The early '70s articles in this collection of his journalism show a Neville still wanting to swim in the culture of protest, still wanting to "propagandise the Movement" but, unable to "sign on the dotted line of any ism", he is "now adrift", searching for anchorage with new age deep ecology (the Aquarius Festival, the psycho-drama and rolling in mud of the Council of All Beings) whilst jetting off to "soulless convention centres in tacky resorts" to exhort entrepreneurs to become globally enlightened and socially responsible.

"Capitalism with a conscience" will "boost staff motivation, productivity and thus corporate performance", promises the '90s Neville.

An uneasy voice inside him, however, tells Neville that he may be just another "hippie leftover drearily reverting to class after a decade of denims and defiance" and that, although former radicals have now all changed, "the world we all wanted to overthrow has not" and still cries out for system-smashing rebels and revolutionaries. But, as the articles flow from his pen, this voice of radical conscience becomes harder to detect.

Apart from his utopian quest to green and otherwise ethically rejuvenate business values, Neville's articles cascade with entertaining but politically insipid accounts of domestic fathering, tourism, motor car reviews, restaurants and much hippie-patter on spiritually subverting dominant paradigms. The occasional political ember glows red — hoeing into the "lies and cruelty" of the US and its allies in the 1991 Gulf War against Iraq — but the trend is downwards to the "trash and trivia" of the establishment media which Neville elsewhere lambasts.
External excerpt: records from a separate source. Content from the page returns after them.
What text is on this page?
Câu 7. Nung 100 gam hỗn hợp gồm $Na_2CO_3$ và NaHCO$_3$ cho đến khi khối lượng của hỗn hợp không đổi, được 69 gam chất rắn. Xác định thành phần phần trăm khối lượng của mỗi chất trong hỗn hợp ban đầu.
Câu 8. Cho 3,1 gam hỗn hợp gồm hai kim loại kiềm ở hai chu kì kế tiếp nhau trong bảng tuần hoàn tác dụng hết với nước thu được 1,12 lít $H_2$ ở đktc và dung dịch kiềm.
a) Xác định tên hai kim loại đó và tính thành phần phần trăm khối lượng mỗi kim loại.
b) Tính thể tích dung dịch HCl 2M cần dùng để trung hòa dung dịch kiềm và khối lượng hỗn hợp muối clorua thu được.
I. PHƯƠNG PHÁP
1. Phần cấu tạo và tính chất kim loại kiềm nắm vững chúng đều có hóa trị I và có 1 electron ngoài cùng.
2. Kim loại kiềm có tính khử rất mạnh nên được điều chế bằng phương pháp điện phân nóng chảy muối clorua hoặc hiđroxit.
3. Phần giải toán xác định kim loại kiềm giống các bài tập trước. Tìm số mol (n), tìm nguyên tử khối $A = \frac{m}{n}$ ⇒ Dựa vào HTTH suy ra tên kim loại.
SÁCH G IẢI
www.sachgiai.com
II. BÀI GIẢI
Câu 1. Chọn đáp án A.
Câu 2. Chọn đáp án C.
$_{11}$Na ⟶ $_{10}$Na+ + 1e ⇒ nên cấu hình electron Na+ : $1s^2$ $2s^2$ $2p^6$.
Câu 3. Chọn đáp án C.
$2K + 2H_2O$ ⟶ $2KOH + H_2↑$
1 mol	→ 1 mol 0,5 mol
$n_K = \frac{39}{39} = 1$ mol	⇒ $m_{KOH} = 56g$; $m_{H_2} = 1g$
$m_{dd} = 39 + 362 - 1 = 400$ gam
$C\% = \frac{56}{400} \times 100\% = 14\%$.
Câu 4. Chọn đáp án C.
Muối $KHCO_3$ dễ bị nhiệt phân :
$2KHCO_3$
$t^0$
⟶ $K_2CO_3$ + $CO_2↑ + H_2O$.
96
Some redeeming one-liners crop up ("the value of wilderness is beyond measure, which confuses the economists and the politicians", "wars sanitised and processed by CNN") but having the likes of Asian Business Review, Australian Business Monthly and Women's Weekly as his publication territory does not reflect at all kindly on the subversive political merit of Neville.

In reviewing a film, Neville writes that "the director is gifted but what is he saying?" and asks, "What is the film's insight into the human condition?". By the time the reader gets to "Egg on my Lacoste" or "Zen Master Neil Armstrong", one is asking the same questions of Neville.

Missing are any articles on the labour movement issues that were a matter of real inspiration or concern to the working class during the last three decades. The assault on workers and their trade unions by the new right and the Accord, unemployment, political organising — on these is total new age silence. Of course, it's easy for "social commentators" to dismiss bits of reality like class struggle, and socialist strategies for political liberation, with simple, handy, all-purpose denigrations about "Bolshevik nonsense".

Should we be surprised by the whimper-not-a-bang end of the hippie-vision? Neville himself, in his better '70s mode, notes that the "drop-out lifestyle" becomes "vapid and boring when unaccompanied by political thrust".

Anyone who saw the '60s hippie way as a solution to the evils of capitalism had bad eyesight. Hippies were just froth — albeit very colourful and exuberant froth — on the wave of a much more significant worker and student movement of political protest and revolutionary social transformation. One asks whether Neville is all froth, now. Don't be caught out of pocket with Out of My Mind.